El Día is an influential Uruguayan daily newspaper.

It was established in 1886 by the prominent Colorado politician José Batlle y Ordóñez. Many of the most important Uruguayan politicians and journalists wrote in its pages: Luis Batlle Berres, Lorenzo Batlle Pacheco, Manuel Flores Mora, Manuel Flores Silva, Jorge Pacheco Areco, Julio María Sanguinetti, Enrique Tarigo, Rodolfo Fattoruso, Alberto Scavarelli, Dora Isella Russell, Rafael Franzini-Batlle, Miguel A. Semino, Mario C. Fernández, Adolfo Castells Mendívil, Daniel Orzuj, Leonardo Guzmán, Horacio Ferrer, Pablo Vierci, etc., as well as the exiled Galician writer Lois Tobío Fernández.

A Sunday supplement was also established by Lorenzo Batlle Pacheco.

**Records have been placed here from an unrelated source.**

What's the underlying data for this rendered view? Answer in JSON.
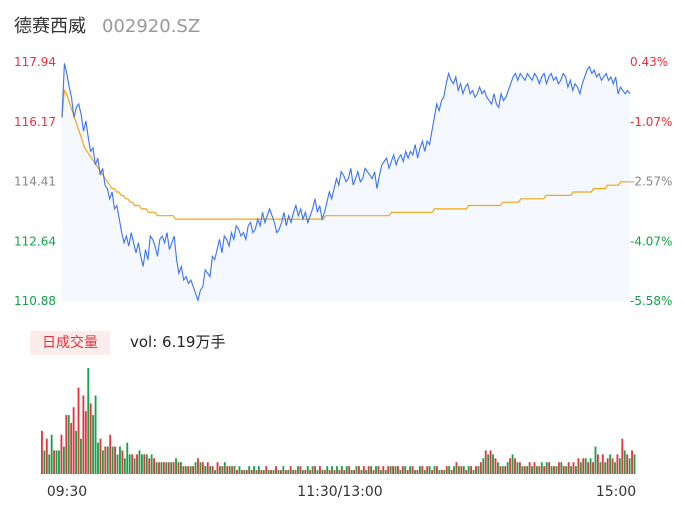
{
  "header": {
    "stock_name": "德赛西威",
    "stock_code": "002920.SZ"
  },
  "volume_label": {
    "badge": "日成交量",
    "text": "vol: 6.19万手"
  },
  "colors": {
    "up": "#e8323c",
    "down": "#13a34a",
    "price_line": "#3b73f0",
    "avg_line": "#f0a813",
    "neutral": "#888888",
    "area_fill": "#f5f8fe"
  },
  "chart_data": [
    {
      "type": "line",
      "title": "",
      "y_left_ticks": [
        "117.94",
        "116.17",
        "114.41",
        "112.64",
        "110.88"
      ],
      "y_right_ticks": [
        "0.43%",
        "-1.07%",
        "-2.57%",
        "-4.07%",
        "-5.58%"
      ],
      "ylim": [
        110.88,
        117.94
      ],
      "x_tick_labels": [
        "09:30",
        "11:30/13:00",
        "15:00"
      ],
      "series": [
        {
          "values": [
            116.3,
            117.9,
            117.6,
            117.2,
            116.9,
            116.3,
            116.6,
            116.7,
            116.4,
            115.9,
            116.2,
            115.7,
            115.3,
            115.4,
            114.9,
            115.1,
            114.6,
            114.8,
            114.3,
            114.2,
            113.9,
            114.1,
            113.6,
            113.7,
            113.3,
            112.9,
            112.6,
            112.8,
            112.5,
            112.9,
            112.6,
            112.3,
            112.6,
            112.2,
            111.9,
            112.4,
            112.1,
            112.8,
            112.7,
            112.5,
            112.2,
            112.7,
            112.8,
            112.6,
            112.9,
            112.4,
            112.6,
            112.8,
            112.1,
            111.7,
            111.9,
            111.5,
            111.6,
            111.4,
            111.5,
            111.3,
            111.1,
            110.9,
            111.2,
            111.3,
            111.8,
            111.7,
            111.6,
            112.2,
            112.1,
            112.4,
            112.7,
            112.3,
            112.8,
            112.7,
            112.5,
            112.9,
            112.7,
            113.1,
            113.0,
            112.8,
            112.9,
            112.7,
            113.1,
            113.2,
            112.9,
            113.0,
            113.3,
            113.1,
            113.5,
            113.2,
            113.4,
            113.6,
            113.4,
            113.2,
            112.9,
            113.0,
            113.2,
            113.5,
            113.1,
            113.4,
            113.2,
            113.5,
            113.7,
            113.4,
            113.6,
            113.3,
            113.5,
            113.2,
            113.4,
            113.6,
            113.9,
            113.5,
            113.7,
            113.3,
            113.5,
            113.8,
            114.1,
            113.9,
            114.2,
            114.5,
            114.3,
            114.7,
            114.6,
            114.4,
            114.5,
            114.8,
            114.3,
            114.5,
            114.7,
            114.4,
            114.5,
            114.8,
            114.7,
            114.6,
            114.5,
            114.7,
            114.2,
            114.6,
            114.9,
            115.0,
            115.1,
            114.8,
            115.0,
            115.2,
            114.9,
            115.1,
            115.2,
            115.0,
            115.3,
            115.1,
            115.3,
            115.2,
            115.5,
            115.1,
            115.4,
            115.6,
            115.3,
            115.6,
            115.5,
            115.9,
            116.3,
            116.7,
            116.5,
            116.8,
            116.9,
            117.3,
            117.6,
            117.4,
            117.3,
            117.5,
            117.1,
            117.3,
            117.0,
            117.2,
            117.3,
            117.0,
            117.1,
            116.9,
            117.0,
            117.2,
            117.0,
            117.1,
            116.9,
            116.8,
            116.7,
            117.0,
            116.7,
            116.6,
            117.0,
            116.8,
            116.9,
            117.1,
            117.3,
            117.5,
            117.6,
            117.4,
            117.6,
            117.5,
            117.4,
            117.6,
            117.5,
            117.4,
            117.6,
            117.5,
            117.3,
            117.5,
            117.6,
            117.3,
            117.5,
            117.6,
            117.4,
            117.5,
            117.3,
            117.4,
            117.6,
            117.5,
            117.2,
            117.4,
            117.1,
            117.3,
            117.2,
            117.0,
            117.3,
            117.5,
            117.7,
            117.8,
            117.6,
            117.7,
            117.5,
            117.6,
            117.4,
            117.5,
            117.6,
            117.4,
            117.5,
            117.3,
            117.5,
            117.0,
            117.2,
            117.1,
            117.0,
            117.1,
            117.0
          ]
        },
        {
          "values": [
            116.3,
            117.1,
            117.0,
            116.8,
            116.6,
            116.4,
            116.2,
            116.0,
            115.8,
            115.6,
            115.4,
            115.3,
            115.2,
            115.1,
            115.0,
            114.9,
            114.8,
            114.7,
            114.6,
            114.5,
            114.4,
            114.3,
            114.2,
            114.2,
            114.1,
            114.1,
            114.0,
            114.0,
            113.9,
            113.9,
            113.8,
            113.8,
            113.7,
            113.7,
            113.7,
            113.6,
            113.6,
            113.6,
            113.5,
            113.5,
            113.5,
            113.5,
            113.4,
            113.4,
            113.4,
            113.4,
            113.4,
            113.4,
            113.4,
            113.4,
            113.3,
            113.3,
            113.3,
            113.3,
            113.3,
            113.3,
            113.3,
            113.3,
            113.3,
            113.3,
            113.3,
            113.3,
            113.3,
            113.3,
            113.3,
            113.3,
            113.3,
            113.3,
            113.3,
            113.3,
            113.3,
            113.3,
            113.3,
            113.3,
            113.3,
            113.3,
            113.3,
            113.3,
            113.3,
            113.3,
            113.3,
            113.3,
            113.3,
            113.3,
            113.3,
            113.3,
            113.3,
            113.3,
            113.3,
            113.3,
            113.3,
            113.3,
            113.3,
            113.3,
            113.3,
            113.3,
            113.3,
            113.3,
            113.3,
            113.3,
            113.3,
            113.3,
            113.3,
            113.3,
            113.3,
            113.3,
            113.3,
            113.3,
            113.3,
            113.3,
            113.3,
            113.3,
            113.3,
            113.3,
            113.3,
            113.3,
            113.4,
            113.4,
            113.4,
            113.4,
            113.4,
            113.4,
            113.4,
            113.4,
            113.4,
            113.4,
            113.4,
            113.4,
            113.4,
            113.4,
            113.4,
            113.4,
            113.4,
            113.4,
            113.4,
            113.4,
            113.4,
            113.4,
            113.4,
            113.4,
            113.4,
            113.4,
            113.4,
            113.4,
            113.4,
            113.5,
            113.5,
            113.5,
            113.5,
            113.5,
            113.5,
            113.5,
            113.5,
            113.5,
            113.5,
            113.5,
            113.5,
            113.5,
            113.5,
            113.5,
            113.5,
            113.5,
            113.5,
            113.5,
            113.6,
            113.6,
            113.6,
            113.6,
            113.6,
            113.6,
            113.6,
            113.6,
            113.6,
            113.6,
            113.6,
            113.6,
            113.6,
            113.6,
            113.6,
            113.7,
            113.7,
            113.7,
            113.7,
            113.7,
            113.7,
            113.7,
            113.7,
            113.7,
            113.7,
            113.7,
            113.7,
            113.7,
            113.7,
            113.7,
            113.8,
            113.8,
            113.8,
            113.8,
            113.8,
            113.8,
            113.8,
            113.8,
            113.9,
            113.9,
            113.9,
            113.9,
            113.9,
            113.9,
            113.9,
            113.9,
            113.9,
            113.9,
            113.9,
            114.0,
            114.0,
            114.0,
            114.0,
            114.0,
            114.0,
            114.0,
            114.0,
            114.0,
            114.0,
            114.0,
            114.0,
            114.1,
            114.1,
            114.1,
            114.1,
            114.1,
            114.1,
            114.1,
            114.1,
            114.1,
            114.2,
            114.2,
            114.2,
            114.2,
            114.2,
            114.2,
            114.3,
            114.3,
            114.3,
            114.3,
            114.3,
            114.3,
            114.4,
            114.4,
            114.4,
            114.4,
            114.4
          ]
        }
      ]
    },
    {
      "type": "bar",
      "title": "",
      "series": [
        {
          "values": [
            1.1,
            0.6,
            0.9,
            0.5,
            1.0,
            0.6,
            0.6,
            0.6,
            1.0,
            0.7,
            1.5,
            1.5,
            1.3,
            1.7,
            1.1,
            2.2,
            0.9,
            2.0,
            1.6,
            2.7,
            1.8,
            1.5,
            2.0,
            0.8,
            0.9,
            0.6,
            0.7,
            0.7,
            1.0,
            0.7,
            0.7,
            0.5,
            0.7,
            0.6,
            0.4,
            0.8,
            0.5,
            0.5,
            0.4,
            0.5,
            0.6,
            0.5,
            0.5,
            0.5,
            0.4,
            0.5,
            0.4,
            0.3,
            0.3,
            0.3,
            0.3,
            0.3,
            0.3,
            0.3,
            0.3,
            0.4,
            0.3,
            0.3,
            0.2,
            0.2,
            0.2,
            0.2,
            0.2,
            0.3,
            0.4,
            0.3,
            0.3,
            0.2,
            0.3,
            0.2,
            0.2,
            0.1,
            0.3,
            0.2,
            0.2,
            0.3,
            0.2,
            0.2,
            0.2,
            0.2,
            0.1,
            0.2,
            0.1,
            0.1,
            0.1,
            0.2,
            0.1,
            0.2,
            0.1,
            0.2,
            0.1,
            0.1,
            0.2,
            0.1,
            0.1,
            0.1,
            0.2,
            0.1,
            0.1,
            0.2,
            0.1,
            0.1,
            0.2,
            0.1,
            0.1,
            0.2,
            0.2,
            0.1,
            0.1,
            0.2,
            0.1,
            0.2,
            0.2,
            0.1,
            0.2,
            0.1,
            0.1,
            0.2,
            0.1,
            0.2,
            0.1,
            0.2,
            0.1,
            0.2,
            0.1,
            0.2,
            0.2,
            0.1,
            0.1,
            0.2,
            0.2,
            0.1,
            0.2,
            0.1,
            0.2,
            0.2,
            0.1,
            0.2,
            0.2,
            0.1,
            0.2,
            0.1,
            0.2,
            0.2,
            0.2,
            0.2,
            0.2,
            0.1,
            0.2,
            0.2,
            0.1,
            0.2,
            0.2,
            0.1,
            0.1,
            0.2,
            0.2,
            0.1,
            0.2,
            0.2,
            0.1,
            0.2,
            0.2,
            0.1,
            0.1,
            0.1,
            0.2,
            0.2,
            0.1,
            0.2,
            0.3,
            0.2,
            0.2,
            0.2,
            0.1,
            0.2,
            0.2,
            0.1,
            0.2,
            0.2,
            0.3,
            0.4,
            0.6,
            0.5,
            0.6,
            0.5,
            0.4,
            0.3,
            0.2,
            0.2,
            0.2,
            0.3,
            0.4,
            0.5,
            0.4,
            0.3,
            0.3,
            0.2,
            0.2,
            0.2,
            0.3,
            0.2,
            0.3,
            0.2,
            0.2,
            0.3,
            0.2,
            0.3,
            0.3,
            0.2,
            0.2,
            0.2,
            0.3,
            0.3,
            0.2,
            0.2,
            0.3,
            0.2,
            0.3,
            0.2,
            0.4,
            0.3,
            0.4,
            0.4,
            0.3,
            0.4,
            0.3,
            0.7,
            0.5,
            0.3,
            0.5,
            0.3,
            0.4,
            0.5,
            0.4,
            0.3,
            0.5,
            0.4,
            0.9,
            0.6,
            0.5,
            0.4,
            0.6,
            0.5
          ],
          "up": [
            1,
            0,
            1,
            0,
            0,
            1,
            0,
            0,
            1,
            0,
            1,
            0,
            1,
            1,
            0,
            1,
            0,
            1,
            1,
            0,
            1,
            0,
            0,
            0,
            1,
            0,
            1,
            0,
            1,
            0,
            1,
            0,
            0,
            1,
            0,
            0,
            0,
            1,
            0,
            1,
            0,
            0,
            1,
            0,
            1,
            0,
            1,
            0,
            1,
            0,
            1,
            0,
            1,
            0,
            1,
            0,
            1,
            0,
            1,
            0,
            1,
            0,
            1,
            0,
            1,
            0,
            1,
            0,
            1,
            0,
            1,
            0,
            1,
            0,
            1,
            0,
            1,
            0,
            1,
            0,
            1,
            0,
            1,
            0,
            1,
            0,
            1,
            0,
            1,
            0,
            1,
            0,
            1,
            0,
            1,
            0,
            1,
            0,
            1,
            0,
            1,
            0,
            1,
            0,
            1,
            0,
            1,
            0,
            1,
            0,
            1,
            0,
            1,
            0,
            1,
            0,
            1,
            0,
            1,
            0,
            1,
            0,
            1,
            0,
            1,
            0,
            1,
            0,
            1,
            0,
            1,
            0,
            1,
            0,
            1,
            0,
            1,
            0,
            1,
            0,
            1,
            0,
            1,
            0,
            1,
            0,
            1,
            0,
            1,
            0,
            1,
            0,
            1,
            0,
            1,
            0,
            1,
            0,
            1,
            0,
            1,
            0,
            1,
            0,
            1,
            0,
            1,
            0,
            1,
            0,
            1,
            0,
            1,
            0,
            1,
            0,
            1,
            0,
            1,
            0,
            1,
            0,
            1,
            0,
            1,
            0,
            1,
            0,
            1,
            0,
            1,
            0,
            1,
            0,
            1,
            0,
            1,
            0,
            1,
            0,
            1,
            0,
            1,
            0,
            1,
            0,
            1,
            0,
            1,
            0,
            1,
            0,
            1,
            0,
            1,
            0,
            1,
            0,
            1,
            0,
            1,
            0,
            1,
            0,
            1,
            0,
            1,
            0,
            1,
            0,
            1,
            0,
            1,
            0,
            1,
            0,
            1,
            0,
            1,
            0,
            1,
            0,
            1,
            0,
            1
          ]
        }
      ]
    }
  ]
}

At the beginning of the 1990s, this newspaper was experiencing serious financial troubles and ceased to exist. Its neoclassical headquarters was converted into an entertainment venue in the 2000s.

In late 2020, the newspaper was refounded as a digital journal. It still operates to this day. The editor is Rafael Franzini Batlle, great-grandson of José Batlle y Ordoñez.